Abdaal’s point here is that burning out isn’t just about doing too much — it’s often about doing too much of the wrong things. The “Hell Yeah or No” rule is essentially a filter: if you’re not genuinely excited about a commitment, the answer is no. Every yes is a no to something else you actually care about. It’s the same insight at the heart of Greg McKeown’s Essentialism — saying no isn’t about being difficult, it’s about protecting what matters.
He also makes a distinction I found genuinely useful about rest. Not all rest is restorative. The activities that actually recharge you tend to make you feel Competent, Autonomous, Liberated, and Mellow — what he calls the CALM framework. Passively scrolling doesn’t meet that bar. A walk, a creative hobby, or time with people you like usually does.
The section closes with a simple daily practice he calls Alignment Quests — each morning, pick one small action for health, one for work, and one for relationships that moves you toward the life you want a year from now. It’s a way of keeping daily effort connected to something larger than the to-do list.
Think Like a Scientist
The throughline of the whole book is this: there’s no single right way to work, and the people who figure out how to work well treat themselves like an ongoing experiment. Try things. Notice what actually makes you feel better. Adjust.

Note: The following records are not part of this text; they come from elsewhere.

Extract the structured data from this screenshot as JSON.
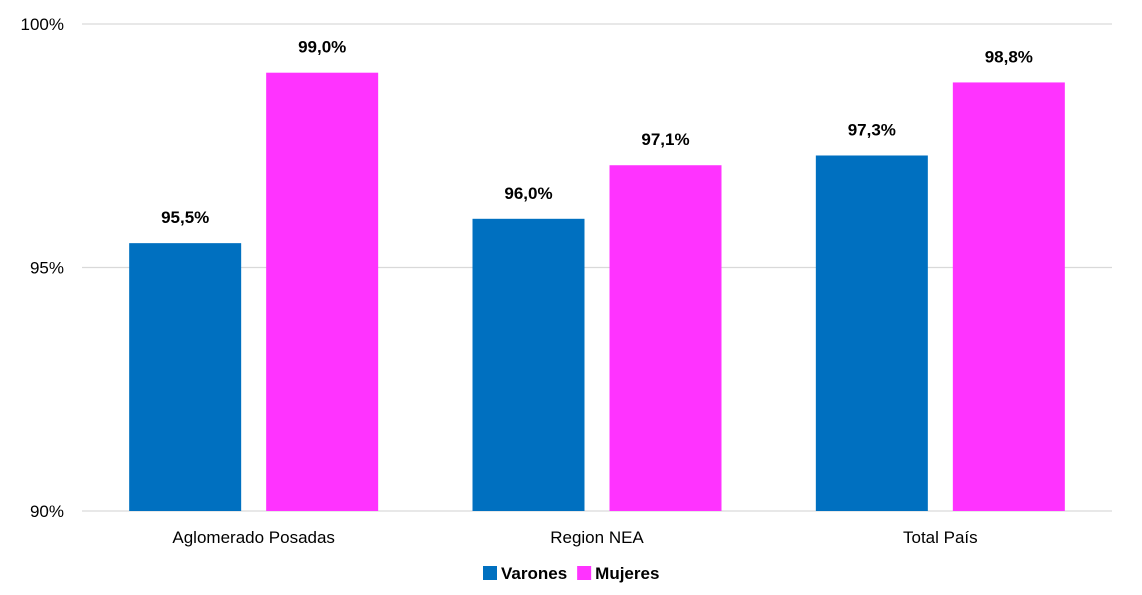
{
  "chart_data": {
    "type": "bar",
    "categories": [
      "Aglomerado Posadas",
      "Region NEA",
      "Total País"
    ],
    "series": [
      {
        "name": "Varones",
        "values": [
          95.5,
          96.0,
          97.3
        ],
        "labels": [
          "95,5%",
          "96,0%",
          "97,3%"
        ],
        "color": "#0070C0"
      },
      {
        "name": "Mujeres",
        "values": [
          99.0,
          97.1,
          98.8
        ],
        "labels": [
          "99,0%",
          "97,1%",
          "98,8%"
        ],
        "color": "#FF33FF"
      }
    ],
    "ylim": [
      90,
      100
    ],
    "yticks": [
      90,
      95,
      100
    ],
    "ytick_labels": [
      "90%",
      "95%",
      "100%"
    ],
    "grid": true,
    "legend": "bottom"
  }
}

That framing has changed how I approach my own habits more than any specific tip in the book. If you’ve ever felt like the traditional “push through it” approach to productivity just isn’t sustainable for you, this book makes a compelling case that you’re not wrong — and offers a better way forward. If you want to go even deeper on working sustainably, Cal Newport’s Slow Productivity makes a powerful companion read.
If any of this resonates, I’d genuinely recommend picking up a copy of Feel-Good Productivity. And if you want to go deeper on the science behind it, Ali’s YouTube channel is the place to start. It was the reason I picked up the book in the first place.